La candidate de Lutte ouvrière à la présidentielle a réagi à la mise en place par le gouvernement d'une indemnité inflation pour faire face à l'explosion des prix du carburant. Pour Nathalie Arthaud, invitée de France Inter ce mercredi, "ce qu'il faut, c'est 300, 400, 500 euros de plus chaque mois sur les fiches de paie ; ces 100 euros [promis par Jean Castex], c'est une aumône".

Le lendemain de l'annonce de Jean Castex, Nathalie Arthaud raconte qu'elle se trouvait à Cholet (Maine-et-Loire) aux côtés des salariés de Michelin. "La réaction a été unanime : c'est une provocation", assure la candidate d'extrême gauche.

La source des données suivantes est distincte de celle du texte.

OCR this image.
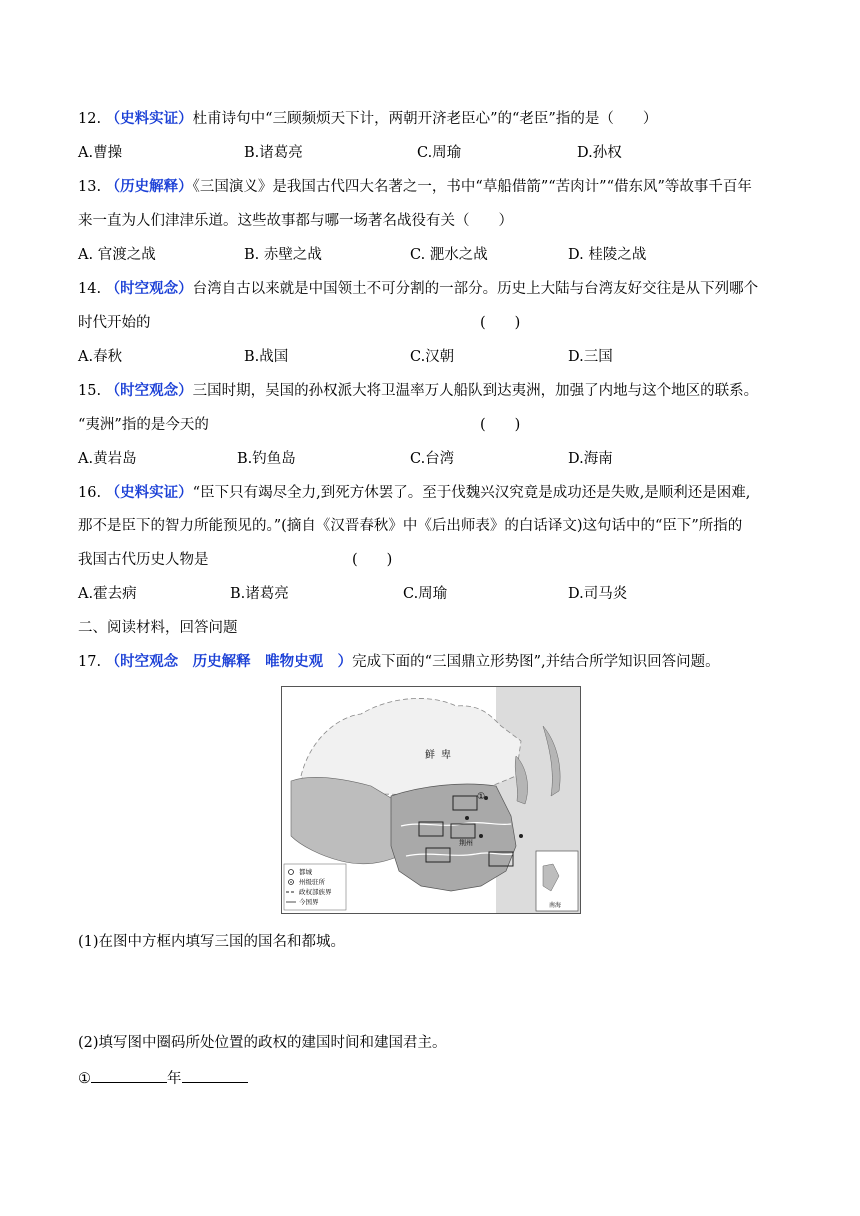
12. （史料实证）杜甫诗句中“三顾频烦天下计，两朝开济老臣心”的“老臣”指的是（　　）
A.曹操	B.诸葛亮	C.周瑜	D.孙权
13. （历史解释）《三国演义》是我国古代四大名著之一，书中“草船借箭”“苦肉计”“借东风”等故事千百年
来一直为人们津津乐道。这些故事都与哪一场著名战役有关（　　）
A. 官渡之战	B. 赤壁之战	C. 淝水之战	D. 桂陵之战
14. （时空观念）台湾自古以来就是中国领土不可分割的一部分。历史上大陆与台湾友好交往是从下列哪个
时代开始的	(　　)
A.春秋	B.战国	C.汉朝	D.三国
15. （时空观念）三国时期，吴国的孙权派大将卫温率万人船队到达夷洲，加强了内地与这个地区的联系。
“夷洲”指的是今天的	(　　)
A.黄岩岛	B.钓鱼岛	C.台湾	D.海南
16. （史料实证）“臣下只有竭尽全力,到死方休罢了。至于伐魏兴汉究竟是成功还是失败,是顺利还是困难,
那不是臣下的智力所能预见的。”(摘自《汉晋春秋》中《后出师表》的白话译文)这句话中的“臣下”所指的
我国古代历史人物是	(　　)
A.霍去病	B.诸葛亮	C.周瑜	D.司马炎
二、阅读材料，回答问题
17. （时空观念　历史解释　唯物史观　）完成下面的“三国鼎立形势图”,并结合所学知识回答问题。
鲜卑
荆州
①
南海
都城
州级驻所
政权部族界
今国界
(1)在图中方框内填写三国的国名和都城。
(2)填写图中圈码所处位置的政权的建国时间和建国君主。
①	年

"Ce qui est dingue aujourd'hui, c'est qu'il y a des travailleurs (...) qui triment dur du matin au soir et qui n'arrivent pas à vivre de leur salaire"

Nathalie Arthaud, candidate LO à la présidentielle

à France Inter

Ce qu'il faut faire pour elle, c'est "augmenter les salaires, en allant prendre sur les profits. On doit les payer sur les profits qui ont explosé".

Nathalie Arthaud rappelle "qu'on sort de deux ans de pandémie qui a aggravé une crise économique. On en sort comment ?", s'interroge-t-elle. "Avec des milliardaires qui ont vu leur fortune augmenter de 40%, ajoute la candidate de LO, des cours boursiers qui s'envolent et des grandes fortunes qui n'ont jamais été aussi importantes, il faut aller prendre sur ces profits. Tout ça c'est une question de combat : il va falloir les imposer, ces augmentations de salaire", souligne-t-elle.

Pour la candidate de Lutte ouvrière, si l'électorat de gauche est "écœuré" et "désorienté", c'est à cause de la faillite "de la gauche au gouvernement" qui s'est "transformée en paillasson du capital". "Ils ont perdu leur électorat parce qu'à chaque fois qu'ils ont gouverné (...) ils se sont transformés en paillasson du grand capital, de la bourgeoisie", dénonce Nathalie Arthaud.